Coffee, Tea or Polishing Slurry?

Two UA engineering grads and a UA engineering professor have developed an environmentally friendly polishing/lapping slurry that could save millions for computer hard-drive manufacturers. They are (from left) Materials Science and Engineering (MSE) alum Don Zipperian (Pace Technologies), MSE alum John Lombardi (Ventana Research Corp.) and MSE Professor Srini Raghavan. (Photo by Erica von Koerber, Evon Photography)

The same stuff that stains your coffee mug could reduce pollution in the computer hard-drive industry, while saving drive makers millions of dollars in manufacturing costs.

The compound is derived from the tannin phytochemicals commonly found in plants. Green tea has a lot of them.

John Lombardi, president of Tucson-based Ventana Research Corp. combined phytochemicals from green-tea extract, synthetic proteins and an abrasive to produce a lapping slurry that is three to four times faster at polishing magneto-resistive heads than the ones currently in use. An added bonus — one that could save millions of dollars for hard-drive manufacturers — is that it’s also environmentally friendly, unlike many of the solvent-based slurries now used.

Lombardi, who earned his master’s (1994) and Ph.D. (1996) degrees from UA in Materials Science and Engineering (MSE), admitted that green tea isn’t intuitively obvious as a key ingredient in lapping slurries. He made the link after looking at the compounds that allow barnacles to cling tenaciously to ship hulls. These compounds have a chemical structure that is similar to that found in tannin phytochemicals. “This led me to start looking at various tannin phytochemical compounds as a general class of chemicals,” he said.

“There are probably thousands of these chemicals in nature,” Lombardi added. “We’re using green tea because it has a high percentage of phytochemicals.”

UA MSE Professor Srini Raghavan has been working with Lombardi to test the green-tea compound as a slurry additive and is conducting basic science experiments to find out why it works so well.

A third team member, Don Zipperian, of Pace Technologies, is providing the industry perspective by determining precisely which slurry attributes are most valuable to hard-drive manufacturers. He also will be heavily involved in marketing the Ventana slurry. Pace Technologies is a Tucson-based company that sells products for micro-surface finishing.

The ceramic debris particles scrubbed away during hard-drive head polishing are submicron-size (less than a millionth of a meter in diameter) and cling to the surface, making them difficult to remove. Tannin phytochemicals have a strong affinity for these tiny particles, tightly bind to them and give them an electrostatic charge, which causes the particles to be repelled from other particles and the head surface. This makes them float so they can be easily washed away with water.

“The tannin phytochemicals play a dual role by increasing the polishing rate and enhancing the removal of particles produced by the polishing process,” Raghavan explained.

Lombardi noted that the computer industry produces more than 161 million hard drives annually, with read-write heads that must have no imperfections larger than 10 angstroms. That’s tiny. The average human hair has a diameter of about 75,000 angstroms.

Polishing with this kind of precision isn’t easy. Zipperian, who earned his Ph.D. from UA MSE in 1987, compared the polishing process to flying a 747 at full throttle a few inches off the ground. Zipperian is chief technical officer for Pace Technologies, whose customers include semiconductor, hard-drive, and fiber-optics manufacturers, as well as companies in the metallographic industry that test materials, including metals, ceramics and plastics.
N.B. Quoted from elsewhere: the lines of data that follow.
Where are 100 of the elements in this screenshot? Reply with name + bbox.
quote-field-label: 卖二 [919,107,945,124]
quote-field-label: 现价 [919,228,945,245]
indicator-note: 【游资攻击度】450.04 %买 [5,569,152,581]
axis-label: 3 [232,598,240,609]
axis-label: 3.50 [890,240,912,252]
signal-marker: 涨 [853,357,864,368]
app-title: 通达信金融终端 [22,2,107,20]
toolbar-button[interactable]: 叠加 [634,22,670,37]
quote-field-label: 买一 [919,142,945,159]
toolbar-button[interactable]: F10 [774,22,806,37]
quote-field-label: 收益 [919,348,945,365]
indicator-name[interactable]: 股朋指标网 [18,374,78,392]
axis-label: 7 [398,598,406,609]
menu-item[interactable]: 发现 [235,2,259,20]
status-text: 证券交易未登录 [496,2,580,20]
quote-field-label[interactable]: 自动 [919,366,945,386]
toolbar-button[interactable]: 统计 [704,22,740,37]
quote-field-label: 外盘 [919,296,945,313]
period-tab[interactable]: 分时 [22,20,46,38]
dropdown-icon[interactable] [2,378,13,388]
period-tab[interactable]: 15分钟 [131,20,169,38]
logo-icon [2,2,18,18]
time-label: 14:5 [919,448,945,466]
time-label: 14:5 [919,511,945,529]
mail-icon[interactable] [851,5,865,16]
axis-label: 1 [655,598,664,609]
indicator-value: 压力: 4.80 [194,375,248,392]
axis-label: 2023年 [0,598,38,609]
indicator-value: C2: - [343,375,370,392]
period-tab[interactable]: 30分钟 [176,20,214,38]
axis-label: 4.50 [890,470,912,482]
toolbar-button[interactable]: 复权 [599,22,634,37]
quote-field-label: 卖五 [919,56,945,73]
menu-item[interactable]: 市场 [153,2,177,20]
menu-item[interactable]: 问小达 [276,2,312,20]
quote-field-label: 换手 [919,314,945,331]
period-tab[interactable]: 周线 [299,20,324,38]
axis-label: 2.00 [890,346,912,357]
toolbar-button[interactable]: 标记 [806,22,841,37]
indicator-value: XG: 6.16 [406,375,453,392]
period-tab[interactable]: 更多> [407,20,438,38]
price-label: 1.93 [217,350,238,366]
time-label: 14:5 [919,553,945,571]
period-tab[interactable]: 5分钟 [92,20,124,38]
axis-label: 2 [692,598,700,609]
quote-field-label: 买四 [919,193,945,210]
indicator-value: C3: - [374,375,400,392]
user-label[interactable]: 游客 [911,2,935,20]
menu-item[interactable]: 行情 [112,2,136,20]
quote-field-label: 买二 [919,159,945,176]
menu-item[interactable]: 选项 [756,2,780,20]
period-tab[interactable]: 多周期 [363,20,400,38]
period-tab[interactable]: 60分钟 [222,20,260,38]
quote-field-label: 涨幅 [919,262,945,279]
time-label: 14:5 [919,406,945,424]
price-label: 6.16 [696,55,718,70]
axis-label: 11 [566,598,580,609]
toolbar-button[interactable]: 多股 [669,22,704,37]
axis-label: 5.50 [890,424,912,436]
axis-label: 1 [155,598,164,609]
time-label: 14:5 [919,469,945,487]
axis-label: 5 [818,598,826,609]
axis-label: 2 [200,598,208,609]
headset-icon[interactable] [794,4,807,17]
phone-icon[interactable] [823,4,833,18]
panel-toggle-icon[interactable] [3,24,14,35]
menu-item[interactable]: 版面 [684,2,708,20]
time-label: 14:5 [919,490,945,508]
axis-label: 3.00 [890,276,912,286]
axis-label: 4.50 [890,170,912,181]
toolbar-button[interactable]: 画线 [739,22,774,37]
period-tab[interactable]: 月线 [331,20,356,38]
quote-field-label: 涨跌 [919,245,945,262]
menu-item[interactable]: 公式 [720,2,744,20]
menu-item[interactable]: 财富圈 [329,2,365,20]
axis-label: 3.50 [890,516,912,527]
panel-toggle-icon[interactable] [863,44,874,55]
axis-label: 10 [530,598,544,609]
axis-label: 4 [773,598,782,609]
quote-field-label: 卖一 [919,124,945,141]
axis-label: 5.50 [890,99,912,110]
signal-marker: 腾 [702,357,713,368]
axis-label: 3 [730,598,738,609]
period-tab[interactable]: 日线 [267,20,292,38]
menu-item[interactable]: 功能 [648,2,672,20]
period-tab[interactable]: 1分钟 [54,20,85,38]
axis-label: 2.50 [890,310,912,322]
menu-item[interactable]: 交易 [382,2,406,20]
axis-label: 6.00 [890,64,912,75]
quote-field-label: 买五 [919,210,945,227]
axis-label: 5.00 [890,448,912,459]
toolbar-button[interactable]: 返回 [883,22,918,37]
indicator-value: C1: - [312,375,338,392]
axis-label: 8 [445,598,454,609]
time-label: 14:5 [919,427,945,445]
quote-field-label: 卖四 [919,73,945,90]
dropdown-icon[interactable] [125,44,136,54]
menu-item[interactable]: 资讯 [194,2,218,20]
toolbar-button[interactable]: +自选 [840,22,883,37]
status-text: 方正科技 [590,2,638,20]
He said hard-drive manufactures incur significant disposal costs from the industrial solvents currently used for polishing read-write heads.

“As far as we know, all the chemicals we’re using should be biodegradable,” Lombardi added. “Most of the chemicals and reactants we use are shipped in foil-lined bags and there are no materials-handling problems involved.” Switching to these biodegradable chemicals could save manufacturers millions of dollars in disposal costs.

Ventana Research Corp. formulates specialty compounds, and now is looking at other applications for tannin phytochemicals. Their high affinity for metals and ceramics could lead to applications in mining, cancer treatment, high performance adhesives, specialty coatings, removal of metal contaminants from water, and wastewater treatment.

Lombardi, Raghavan and Zipperian developed the lapping/polishing slurries through a National Science Foundation (NSF) Small Business Innovation Research (SBIR) grant.